Synthetic peptides are short, rigid, and do not exhibit posttranslational modification, and researchers have attempted to develop peptide-based assays for the rapid detection of AQP-4 autoantibodies in the sera of NMOSD patients. In 2016 Son et al.59 standardized a peptide-based carbon nanotube biosensor by fabricating nanotubes with AQP-4 extracellular loop peptides, and reported that a sensor coated with the E-loop peptide exhibited high sensitivity in detecting AQP-4 IgG at up to 1 ng/L.

In 2019 de Souza Moraes et al.60 generated a novel peptide-based atomic force microscopy nanoimmunosensor that detected the force of the interaction between the serum sample and the bioreactor with an AQP-4 peptide. Initially they tested four extracellular loop peptides for sensitivity and specificity (peptide positions AQP-4 61–70, 131–140, 141–150, and 201–210), among which AQP-4 61–70 was highly specific.

Further studies are needed to screen more peptides to identify potential conformational epitopes targeted by NMOSD IgG. The low assay sensitivity reported by Iorio et al.58 when using peptide-based ELISA could be due to the masking of the epitopes. Conjugating short peptides with bovine serum albumin or keyhole limpet hemocyanin or ovalbumin, or thyroglobulin or synthetic carriers such as multiple antigenic peptides and then immobilizing it to the substrate will aid the successful display of the epitopes for NMOSD IgG binding.

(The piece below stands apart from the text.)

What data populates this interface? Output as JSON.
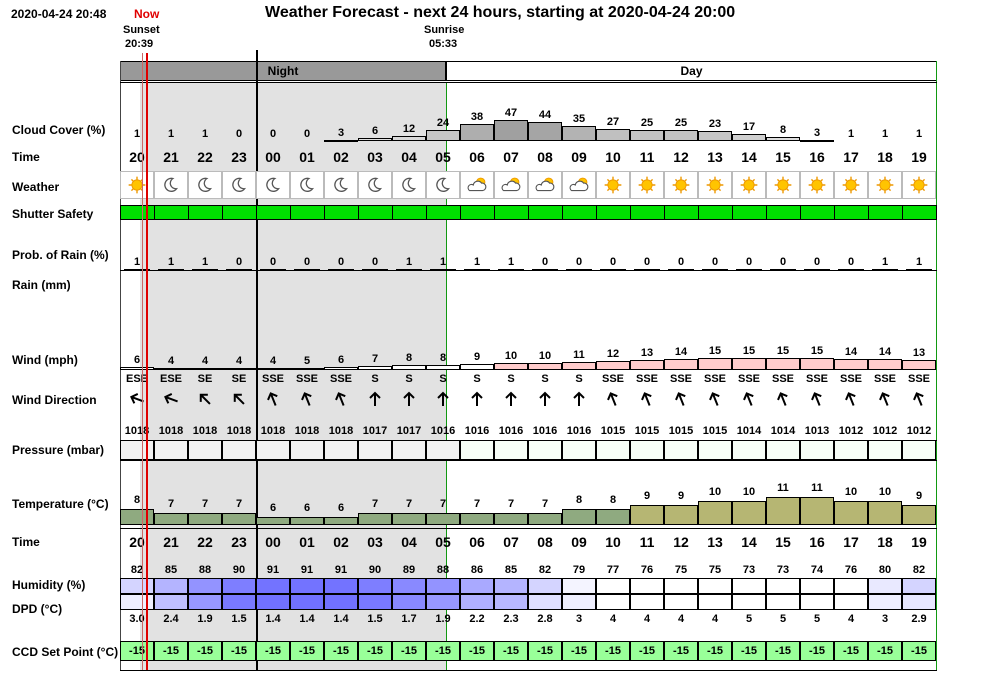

Furthermore, utilizing specific peptides rather than proteins can be cost-effective in resource-poor settings and also improve the assay sensitivity, since this does not require the production of recombinant AQP-4 protein or monitoring of the conformational changes of expressed proteins.

CONCLUSION

Biomarkers for delineating different phenotypes of NMOSD are still being investigated, and yet it is undeniable that the detection of autoantibodies remains the gold standard in laboratory diagnoses. Current methods demand skilled personnel, accessory equipment, dedicated laboratory setups, and a prolonged reporting time. Developing a sensitive and specific point-of-care device that can generate results more rapidly is needed for the prompt initiation of therapy, especially in low-resource settings. Developing and implementing such a point-of-care device for the differential diagnosis of NMOSD will aid in successfully providing predictive and customized curative therapies.